22) CB Jermaine Roberts, St. Augustine (La.) (2014) — If you base Roberts's spot on what he showed when he wasn't defending Hemphill, he'd probably be a bit higher up. Roberts has great feet, speed and cover skills, though he's limited somewhat from his lack of size at this point.

23) WR/TE Garrett Gray, Marble Falls (2014) — Elite height/speed guy (Gray ran 4.40 at Texas camp) with soft hands, Gray isn't as sudden as the other receivers on this list. He could still project as a high-level deep threat, or he could embrace a move to a flexed-out tight end spot, where he would cause absolute havoc down the seam. Either way, he's an interesting prospect.

24) S Johnny Shaw, West Orange-Stark (2015) — Shaw isn't as fluid as a player like Hall, and while he's probably a bit faster in a straight line than Hall is, that limits his ceiling as a cover guy. But Shaw absolutely wrecks shop as a physical, fill-the-alley type safety, something Texas could use more of.

25) DT Jake McMillon, Abilene (2014) — As a defensive end with 255-plus pounds on his frame already, McMillon likely projects best as a defensive tackle at the next level. It could be a really good fit. McMillon is currently a plus athlete for an interior guy, and with his motor and the way he uses his hands, he'll have a shot to develop.

26) P Corbin Daly, Ardrey Kell (N.C.) (2014) — It might seem strange to have a punter ahead of so many position players, but that says more about Daly than it does about the others. He has a fantastic leg and really flashed the potential to be an elite punter at Texas camp.

27) TE John Thomas, Trinity Valley C.C. (2014) — A four-star prospect out of high school, Thomas was ranked among the nation's best tight ends. Now, he's significantly bigger, and he has the chance to be the balanced tight end that the Longhorns have been looking for.

28) LB Cameron Hampton, Dallas Carter (2014) — With his quickness, Hampton could factor in early at Texas. Or, because of his lack of ideal bulk, he could get swallowed up. He isn't as rangy as some other guys, and doesn't have the instincts of Beck.

29) RB D'Onta Foreman, Texas City — The physical stuff — he's 217 pounds and ran 4.44 at Texas camp — is there. But he's not always a natural runner. Could he be destined for a position switch?

30) CB Jalen Campbell, Corpus Christi Flour Bluff (2015) — A better football player than athlete at this point, Campbell is a smooth cover corner who needs to work on his explosiveness and speed. Reads the game well, which allows him to compensate for lack of deep speed.

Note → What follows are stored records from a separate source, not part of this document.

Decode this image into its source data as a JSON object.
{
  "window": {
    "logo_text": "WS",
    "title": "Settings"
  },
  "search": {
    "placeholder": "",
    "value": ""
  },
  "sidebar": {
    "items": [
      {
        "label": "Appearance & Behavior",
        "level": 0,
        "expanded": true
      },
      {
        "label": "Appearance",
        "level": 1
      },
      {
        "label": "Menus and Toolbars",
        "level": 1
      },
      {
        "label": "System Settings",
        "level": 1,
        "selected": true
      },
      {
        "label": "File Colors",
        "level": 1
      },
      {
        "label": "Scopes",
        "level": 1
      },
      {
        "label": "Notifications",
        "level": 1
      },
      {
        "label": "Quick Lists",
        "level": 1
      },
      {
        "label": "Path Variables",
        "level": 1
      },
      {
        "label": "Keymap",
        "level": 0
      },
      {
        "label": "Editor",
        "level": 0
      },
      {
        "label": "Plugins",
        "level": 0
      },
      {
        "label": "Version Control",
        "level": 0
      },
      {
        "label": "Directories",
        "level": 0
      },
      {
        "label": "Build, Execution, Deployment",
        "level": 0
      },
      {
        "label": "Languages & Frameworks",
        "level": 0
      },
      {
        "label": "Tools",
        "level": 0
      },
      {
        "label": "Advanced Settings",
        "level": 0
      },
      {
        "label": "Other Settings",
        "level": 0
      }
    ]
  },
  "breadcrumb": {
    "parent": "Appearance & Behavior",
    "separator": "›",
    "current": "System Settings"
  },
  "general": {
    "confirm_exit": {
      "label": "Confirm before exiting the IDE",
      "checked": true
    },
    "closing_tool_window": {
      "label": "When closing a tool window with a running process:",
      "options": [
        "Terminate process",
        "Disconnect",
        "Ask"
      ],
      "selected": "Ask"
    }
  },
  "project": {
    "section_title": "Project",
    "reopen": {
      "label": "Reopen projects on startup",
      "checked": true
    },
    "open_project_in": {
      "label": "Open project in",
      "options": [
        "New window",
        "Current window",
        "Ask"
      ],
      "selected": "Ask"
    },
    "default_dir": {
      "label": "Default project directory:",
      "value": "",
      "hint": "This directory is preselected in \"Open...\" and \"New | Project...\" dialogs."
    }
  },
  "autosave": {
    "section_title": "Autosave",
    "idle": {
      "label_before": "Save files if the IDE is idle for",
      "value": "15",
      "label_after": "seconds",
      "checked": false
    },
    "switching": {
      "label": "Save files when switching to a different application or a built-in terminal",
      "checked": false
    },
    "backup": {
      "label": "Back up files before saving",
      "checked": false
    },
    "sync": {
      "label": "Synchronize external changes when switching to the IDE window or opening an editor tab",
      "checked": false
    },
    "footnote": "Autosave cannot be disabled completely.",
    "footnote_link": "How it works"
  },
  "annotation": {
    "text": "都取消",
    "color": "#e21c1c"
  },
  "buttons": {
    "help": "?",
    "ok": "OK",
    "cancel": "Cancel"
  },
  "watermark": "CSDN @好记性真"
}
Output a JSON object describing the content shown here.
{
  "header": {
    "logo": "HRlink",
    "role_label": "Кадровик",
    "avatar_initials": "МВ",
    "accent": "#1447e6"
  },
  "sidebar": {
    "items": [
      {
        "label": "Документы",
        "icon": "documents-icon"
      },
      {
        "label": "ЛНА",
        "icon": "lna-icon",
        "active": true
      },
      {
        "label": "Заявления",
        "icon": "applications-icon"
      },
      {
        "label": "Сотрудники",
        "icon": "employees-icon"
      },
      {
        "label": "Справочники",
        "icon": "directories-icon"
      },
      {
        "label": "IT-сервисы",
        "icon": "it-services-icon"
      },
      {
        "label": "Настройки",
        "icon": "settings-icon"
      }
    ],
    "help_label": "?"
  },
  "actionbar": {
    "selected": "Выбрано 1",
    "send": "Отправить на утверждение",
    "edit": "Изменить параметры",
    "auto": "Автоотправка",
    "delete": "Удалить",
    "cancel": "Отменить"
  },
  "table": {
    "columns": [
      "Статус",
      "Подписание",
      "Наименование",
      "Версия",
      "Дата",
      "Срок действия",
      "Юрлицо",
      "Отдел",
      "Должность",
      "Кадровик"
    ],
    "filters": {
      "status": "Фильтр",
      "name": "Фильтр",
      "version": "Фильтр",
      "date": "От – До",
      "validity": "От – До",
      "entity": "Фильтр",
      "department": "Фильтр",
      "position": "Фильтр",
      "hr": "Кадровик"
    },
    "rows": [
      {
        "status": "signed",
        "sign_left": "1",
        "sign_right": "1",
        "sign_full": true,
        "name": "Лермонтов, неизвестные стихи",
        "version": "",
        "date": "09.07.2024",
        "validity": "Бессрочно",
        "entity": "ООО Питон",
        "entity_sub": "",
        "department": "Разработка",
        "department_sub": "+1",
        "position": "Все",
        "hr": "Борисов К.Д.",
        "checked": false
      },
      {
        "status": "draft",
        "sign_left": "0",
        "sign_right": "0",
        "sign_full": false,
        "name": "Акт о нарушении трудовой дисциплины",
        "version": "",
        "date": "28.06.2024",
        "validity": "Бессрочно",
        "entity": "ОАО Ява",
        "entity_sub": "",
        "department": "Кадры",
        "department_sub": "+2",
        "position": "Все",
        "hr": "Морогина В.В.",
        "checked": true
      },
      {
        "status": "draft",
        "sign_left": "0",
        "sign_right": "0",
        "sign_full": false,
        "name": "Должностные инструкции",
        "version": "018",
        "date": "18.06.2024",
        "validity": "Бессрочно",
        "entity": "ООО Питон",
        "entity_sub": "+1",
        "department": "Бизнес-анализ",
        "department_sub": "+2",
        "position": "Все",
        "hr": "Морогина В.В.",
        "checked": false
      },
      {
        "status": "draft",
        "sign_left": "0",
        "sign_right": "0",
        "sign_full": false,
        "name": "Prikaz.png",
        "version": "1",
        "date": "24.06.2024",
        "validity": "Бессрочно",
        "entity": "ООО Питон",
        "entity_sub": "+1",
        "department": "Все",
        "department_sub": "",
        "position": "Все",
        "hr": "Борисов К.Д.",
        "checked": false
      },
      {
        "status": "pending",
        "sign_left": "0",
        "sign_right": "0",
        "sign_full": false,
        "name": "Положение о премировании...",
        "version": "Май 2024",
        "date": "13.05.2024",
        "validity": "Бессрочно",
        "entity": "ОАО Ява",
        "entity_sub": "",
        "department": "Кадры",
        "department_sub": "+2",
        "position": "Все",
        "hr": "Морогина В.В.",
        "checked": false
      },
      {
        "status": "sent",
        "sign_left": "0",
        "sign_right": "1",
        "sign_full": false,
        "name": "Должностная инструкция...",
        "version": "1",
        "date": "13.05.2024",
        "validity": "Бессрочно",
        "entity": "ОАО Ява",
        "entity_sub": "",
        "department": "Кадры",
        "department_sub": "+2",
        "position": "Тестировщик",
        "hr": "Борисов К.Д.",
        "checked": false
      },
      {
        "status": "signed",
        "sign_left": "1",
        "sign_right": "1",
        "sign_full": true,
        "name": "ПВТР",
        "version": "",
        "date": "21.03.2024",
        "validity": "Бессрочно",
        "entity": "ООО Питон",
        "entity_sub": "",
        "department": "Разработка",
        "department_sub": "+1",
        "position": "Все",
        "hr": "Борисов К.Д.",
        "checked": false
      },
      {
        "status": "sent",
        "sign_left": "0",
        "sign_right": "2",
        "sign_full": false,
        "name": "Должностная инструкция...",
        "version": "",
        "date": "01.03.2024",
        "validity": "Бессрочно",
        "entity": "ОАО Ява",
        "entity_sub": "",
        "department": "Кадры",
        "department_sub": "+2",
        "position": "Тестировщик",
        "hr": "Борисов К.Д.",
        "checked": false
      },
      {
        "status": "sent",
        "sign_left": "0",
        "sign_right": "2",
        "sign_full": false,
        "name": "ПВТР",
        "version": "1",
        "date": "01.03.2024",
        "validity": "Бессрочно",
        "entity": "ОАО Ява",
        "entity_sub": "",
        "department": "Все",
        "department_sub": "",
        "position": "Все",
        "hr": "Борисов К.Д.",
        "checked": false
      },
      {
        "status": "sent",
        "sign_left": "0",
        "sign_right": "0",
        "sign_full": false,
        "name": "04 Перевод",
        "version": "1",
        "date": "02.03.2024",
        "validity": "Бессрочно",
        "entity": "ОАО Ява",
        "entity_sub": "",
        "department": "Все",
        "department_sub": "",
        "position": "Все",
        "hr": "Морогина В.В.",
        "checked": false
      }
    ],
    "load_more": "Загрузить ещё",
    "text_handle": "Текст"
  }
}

31) DT Bryce English, DeSoto (2015) — Here's the problem with a list like this. Everyone I've talked to says English is a player. And by putting him at No. 32, it seems like he isn't. Powerful, with a low center of gravity, English could stand to grow a few inches. If he does, look out.

32) OG Aaron Garza, Sherman (2015) — Garza could be a highly effective guard at the next level because of his short-area power. He isn't quite as mobile as the other linemen on this list.

33) DT Courtney Garnett, St. Augustine (La.) (2014) — Garnett isn't as strong as some of the defensive tackles on this list, nor as quick as the others. But with time in a college weight program, he could come around.